After not hearing from his daughter for some weeks, Katie's father hired a detective to find out what happened to her. He traced her movements, and finally tracked Fannie down in Shawnee, where  Fannie vehemently denied killing Katie, saying Katie had 'met a man' then dissolving into incoherent tears. Later that night, Fannie took poison, killing herself. The divorce never went through, and Katie's husband, fitted up with an unbreakable alibi, and with suspicion diverted to Fannie, filed for custody of their daughter, inherited Katie's estate, which he subsequently sold, and left the Territory.

After Katie's body was found at the end of August  by two men fishing along the creek, with a bullet through her skull, her head severed from her body and a 'five dollar gold ring' on her hand, the tales began. The ghost of Katie is said to haunt the bridge and creek, calling for her daughter, and the sound of buggy wheels on wooden boards is often reported there, despite the old wooden bridge being washed out and replaced with a concrete one in 1980.

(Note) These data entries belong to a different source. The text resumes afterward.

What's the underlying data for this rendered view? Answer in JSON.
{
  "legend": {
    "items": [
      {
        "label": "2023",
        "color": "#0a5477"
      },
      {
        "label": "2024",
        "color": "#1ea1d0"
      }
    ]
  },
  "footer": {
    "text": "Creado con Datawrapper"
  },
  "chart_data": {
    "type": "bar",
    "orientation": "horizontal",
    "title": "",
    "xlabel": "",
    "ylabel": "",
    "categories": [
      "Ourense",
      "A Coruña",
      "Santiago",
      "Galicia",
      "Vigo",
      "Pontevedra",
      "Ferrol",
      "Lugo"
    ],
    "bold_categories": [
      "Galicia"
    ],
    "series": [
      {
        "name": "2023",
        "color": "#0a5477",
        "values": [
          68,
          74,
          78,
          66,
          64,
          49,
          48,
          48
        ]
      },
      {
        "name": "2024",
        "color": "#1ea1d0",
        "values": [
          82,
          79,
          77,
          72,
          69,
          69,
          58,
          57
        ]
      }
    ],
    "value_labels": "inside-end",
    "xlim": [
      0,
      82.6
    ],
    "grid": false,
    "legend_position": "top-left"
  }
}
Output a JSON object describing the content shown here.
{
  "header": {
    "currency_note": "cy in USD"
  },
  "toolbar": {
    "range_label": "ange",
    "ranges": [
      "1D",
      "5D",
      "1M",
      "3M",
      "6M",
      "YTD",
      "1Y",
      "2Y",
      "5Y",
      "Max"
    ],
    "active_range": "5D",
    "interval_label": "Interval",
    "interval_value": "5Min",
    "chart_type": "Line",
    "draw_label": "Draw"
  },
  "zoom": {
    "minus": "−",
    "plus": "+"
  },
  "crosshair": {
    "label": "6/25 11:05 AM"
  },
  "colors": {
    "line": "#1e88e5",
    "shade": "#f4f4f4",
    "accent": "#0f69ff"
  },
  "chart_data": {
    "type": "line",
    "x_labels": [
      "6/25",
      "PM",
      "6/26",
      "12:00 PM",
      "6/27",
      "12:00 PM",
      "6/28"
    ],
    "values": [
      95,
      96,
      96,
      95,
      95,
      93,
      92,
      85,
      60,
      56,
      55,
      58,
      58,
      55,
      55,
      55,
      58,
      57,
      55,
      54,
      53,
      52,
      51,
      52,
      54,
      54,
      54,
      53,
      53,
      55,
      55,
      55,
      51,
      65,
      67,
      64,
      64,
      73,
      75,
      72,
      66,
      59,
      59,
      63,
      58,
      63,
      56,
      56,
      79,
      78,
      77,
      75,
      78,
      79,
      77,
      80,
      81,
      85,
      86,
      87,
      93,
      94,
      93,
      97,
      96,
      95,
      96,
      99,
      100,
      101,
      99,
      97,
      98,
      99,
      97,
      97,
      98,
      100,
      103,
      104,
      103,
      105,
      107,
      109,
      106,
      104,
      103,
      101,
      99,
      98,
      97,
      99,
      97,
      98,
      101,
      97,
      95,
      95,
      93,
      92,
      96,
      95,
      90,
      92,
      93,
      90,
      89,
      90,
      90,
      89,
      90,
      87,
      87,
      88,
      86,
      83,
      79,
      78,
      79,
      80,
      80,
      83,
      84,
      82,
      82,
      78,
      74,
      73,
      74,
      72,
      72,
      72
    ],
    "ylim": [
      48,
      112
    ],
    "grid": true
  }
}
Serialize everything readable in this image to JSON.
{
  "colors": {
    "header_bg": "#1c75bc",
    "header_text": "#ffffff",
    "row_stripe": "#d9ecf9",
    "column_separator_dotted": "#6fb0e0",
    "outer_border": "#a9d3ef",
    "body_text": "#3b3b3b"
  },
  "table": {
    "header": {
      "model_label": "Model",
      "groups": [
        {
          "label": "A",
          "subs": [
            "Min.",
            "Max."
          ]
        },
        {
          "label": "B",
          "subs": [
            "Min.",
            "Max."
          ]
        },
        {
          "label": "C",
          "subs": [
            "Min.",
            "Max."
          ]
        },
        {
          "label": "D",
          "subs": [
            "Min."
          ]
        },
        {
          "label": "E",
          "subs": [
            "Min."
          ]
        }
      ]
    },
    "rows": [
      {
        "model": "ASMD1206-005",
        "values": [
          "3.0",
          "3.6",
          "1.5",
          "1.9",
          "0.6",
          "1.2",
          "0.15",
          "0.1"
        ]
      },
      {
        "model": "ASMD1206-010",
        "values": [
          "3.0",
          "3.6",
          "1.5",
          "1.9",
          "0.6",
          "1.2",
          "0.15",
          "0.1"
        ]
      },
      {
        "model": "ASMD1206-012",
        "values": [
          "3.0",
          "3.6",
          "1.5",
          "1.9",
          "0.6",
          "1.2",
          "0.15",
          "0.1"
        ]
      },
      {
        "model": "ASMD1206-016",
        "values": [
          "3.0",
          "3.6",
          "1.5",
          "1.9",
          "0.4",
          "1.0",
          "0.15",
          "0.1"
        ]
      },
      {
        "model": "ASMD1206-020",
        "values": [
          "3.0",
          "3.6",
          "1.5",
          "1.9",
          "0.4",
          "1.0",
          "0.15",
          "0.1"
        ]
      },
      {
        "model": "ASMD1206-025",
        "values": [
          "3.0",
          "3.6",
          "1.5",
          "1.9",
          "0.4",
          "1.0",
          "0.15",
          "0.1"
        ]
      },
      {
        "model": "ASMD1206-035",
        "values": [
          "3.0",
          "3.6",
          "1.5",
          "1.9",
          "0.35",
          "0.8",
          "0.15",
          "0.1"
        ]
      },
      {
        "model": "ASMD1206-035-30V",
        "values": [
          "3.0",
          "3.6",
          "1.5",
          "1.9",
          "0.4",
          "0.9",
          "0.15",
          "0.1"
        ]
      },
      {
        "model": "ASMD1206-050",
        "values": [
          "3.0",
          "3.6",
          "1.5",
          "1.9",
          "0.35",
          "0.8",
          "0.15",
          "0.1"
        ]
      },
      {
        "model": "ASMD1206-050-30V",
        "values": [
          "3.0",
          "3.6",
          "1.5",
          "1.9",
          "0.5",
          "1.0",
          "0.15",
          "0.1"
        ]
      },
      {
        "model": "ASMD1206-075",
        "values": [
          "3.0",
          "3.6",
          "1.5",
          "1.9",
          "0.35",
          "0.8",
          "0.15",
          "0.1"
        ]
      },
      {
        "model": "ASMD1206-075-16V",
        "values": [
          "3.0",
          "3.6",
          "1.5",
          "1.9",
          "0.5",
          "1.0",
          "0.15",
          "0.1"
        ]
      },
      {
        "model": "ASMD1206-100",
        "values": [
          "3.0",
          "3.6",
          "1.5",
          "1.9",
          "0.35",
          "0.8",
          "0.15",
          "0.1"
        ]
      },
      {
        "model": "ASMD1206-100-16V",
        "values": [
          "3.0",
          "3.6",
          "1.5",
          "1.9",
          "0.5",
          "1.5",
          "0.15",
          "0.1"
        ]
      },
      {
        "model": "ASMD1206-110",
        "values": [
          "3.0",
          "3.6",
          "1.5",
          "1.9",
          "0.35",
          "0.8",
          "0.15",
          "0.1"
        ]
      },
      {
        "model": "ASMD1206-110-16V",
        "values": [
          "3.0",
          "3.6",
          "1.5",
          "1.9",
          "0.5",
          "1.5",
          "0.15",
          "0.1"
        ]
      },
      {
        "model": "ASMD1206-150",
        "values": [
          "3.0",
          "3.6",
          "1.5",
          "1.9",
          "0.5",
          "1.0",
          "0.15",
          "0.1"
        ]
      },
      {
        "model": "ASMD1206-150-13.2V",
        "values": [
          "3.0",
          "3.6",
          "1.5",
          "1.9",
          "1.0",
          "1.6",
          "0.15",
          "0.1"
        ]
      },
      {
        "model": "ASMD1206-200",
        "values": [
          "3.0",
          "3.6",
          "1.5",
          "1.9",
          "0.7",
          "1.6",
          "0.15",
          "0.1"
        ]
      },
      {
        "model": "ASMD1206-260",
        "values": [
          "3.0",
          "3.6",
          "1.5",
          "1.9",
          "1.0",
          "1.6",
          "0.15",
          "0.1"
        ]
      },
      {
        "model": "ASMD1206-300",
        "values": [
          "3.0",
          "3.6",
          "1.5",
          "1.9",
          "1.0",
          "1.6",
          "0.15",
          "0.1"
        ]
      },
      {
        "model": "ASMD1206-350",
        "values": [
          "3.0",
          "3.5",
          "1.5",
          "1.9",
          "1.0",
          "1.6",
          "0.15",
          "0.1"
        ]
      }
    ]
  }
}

I totally made up the part about the two women meeting at a carnival in September and falling in love, though I think it explains some of the baffling aspects of this story, like why Katie might have left the train long before her planned destination with a supposed stranger, and a prostitute at that. Logic leads one to think  Katie may have been killed by someone who stood to lose everything if she lived, but benefited greatly by her death, someone who might easily have followed her, then later cobbled together an alibi. Her husband. But that is something only Katie and Fannie would know.

Regardless, the carnival doesn't stop there any more, toads. Thanks for bearing with me, and with this long, long September story.